The THAAD missile is a land-based system capable of shooting down short and medium range ballistic missiles in their “terminal phase,” as they re-enter the atmosphere towards their targets. It uses kinetic energy to collide with and destroy the incoming warhead. South Korea has been reluctant in the past to host such missiles on its soil for fear of riling up China, one of its most important trading partners. Belatedly, after North Korea’s continuing pattern of escalating nuclear bomb and missile-related provocations, South Korean and U.S. officials are now preparing the way for the THAAD missile deployment.

Secretary of State John Kerry did not help to advance those discussions. He sent mixed signals as to the Obama administration’s intentions during a joint news conference following talks with Chinese Foreign Minister Wang Yi earlier this month. "We have made it very clear that we are not hungry or anxious to deploy THAAD," Kerry said. “If we can get to denuclearization, there is no need to deploy THAAD," Kerry added, no doubt thinking of his disastrous nuclear deal with Iran which he has deluded himself into thinking is a success.
However, even if finally deployed on the Korean peninsula, THAAD missiles will provide an inadequate protection of the U.S. homeland. They presently have an estimated range of only 125 miles. They are not designed to deal specifically with the threat of incoming intercontinental ballistic missiles, which North Korea is aiming to develop and deploy.
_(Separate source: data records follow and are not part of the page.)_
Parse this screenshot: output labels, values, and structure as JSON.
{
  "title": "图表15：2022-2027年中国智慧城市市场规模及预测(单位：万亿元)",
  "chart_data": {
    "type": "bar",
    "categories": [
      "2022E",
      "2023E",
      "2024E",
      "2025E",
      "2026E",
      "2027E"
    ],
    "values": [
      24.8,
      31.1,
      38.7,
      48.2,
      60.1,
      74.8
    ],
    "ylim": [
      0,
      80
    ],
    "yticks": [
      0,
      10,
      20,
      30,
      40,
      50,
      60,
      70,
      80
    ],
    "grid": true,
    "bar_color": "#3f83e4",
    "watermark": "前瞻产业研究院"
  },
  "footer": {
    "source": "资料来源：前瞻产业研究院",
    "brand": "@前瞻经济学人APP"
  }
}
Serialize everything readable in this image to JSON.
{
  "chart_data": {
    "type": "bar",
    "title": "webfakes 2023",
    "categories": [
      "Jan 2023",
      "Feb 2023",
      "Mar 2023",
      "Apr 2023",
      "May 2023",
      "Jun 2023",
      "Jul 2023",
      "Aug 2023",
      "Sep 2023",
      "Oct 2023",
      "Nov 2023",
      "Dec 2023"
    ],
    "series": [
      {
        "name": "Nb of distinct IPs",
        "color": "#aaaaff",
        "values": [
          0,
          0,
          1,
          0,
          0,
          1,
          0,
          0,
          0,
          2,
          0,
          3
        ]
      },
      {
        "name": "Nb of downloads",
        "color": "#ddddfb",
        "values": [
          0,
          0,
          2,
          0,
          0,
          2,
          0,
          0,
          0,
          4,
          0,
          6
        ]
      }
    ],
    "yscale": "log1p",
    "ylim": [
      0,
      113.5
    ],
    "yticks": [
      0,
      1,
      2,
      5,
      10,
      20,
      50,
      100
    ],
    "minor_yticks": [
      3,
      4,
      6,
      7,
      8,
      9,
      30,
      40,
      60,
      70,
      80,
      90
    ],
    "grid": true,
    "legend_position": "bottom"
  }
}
The Obama administration has been reactive, rather than looking ahead to deal robustly with the gathering threats. Its missile defense cuts have increased the risk to the U.S. homeland from ICBM attacks, including from North Korea and Iran, in the not too distant future.

General David L. Mann, USA, Commander, Joint Functional Component Command for Integrated Missile Defense, United States Strategic Command, told the House Armed Services Committee two years ago that we have only “a limited defense against threats emanating from North Korea and Iran.” When asked to explain, he said, “Given their current capability, it does provide the protection. But we all know that these countries are continuing to increase their arsenal and their technology. And down the road, they might reach a point in terms of numbers, just the numbers of missiles that they could employ that it could overwhelm the system.”

That warning is now two years old. The Obama administration has left our country in a position where time is not on our side.


Joseph Klein is a Harvard-trained lawyer and the author of Global Deception: The UN’s Stealth Assault on America’s Freedom and Lethal Engagement: Barack Hussein Obama, the United Nations & Radical Islam.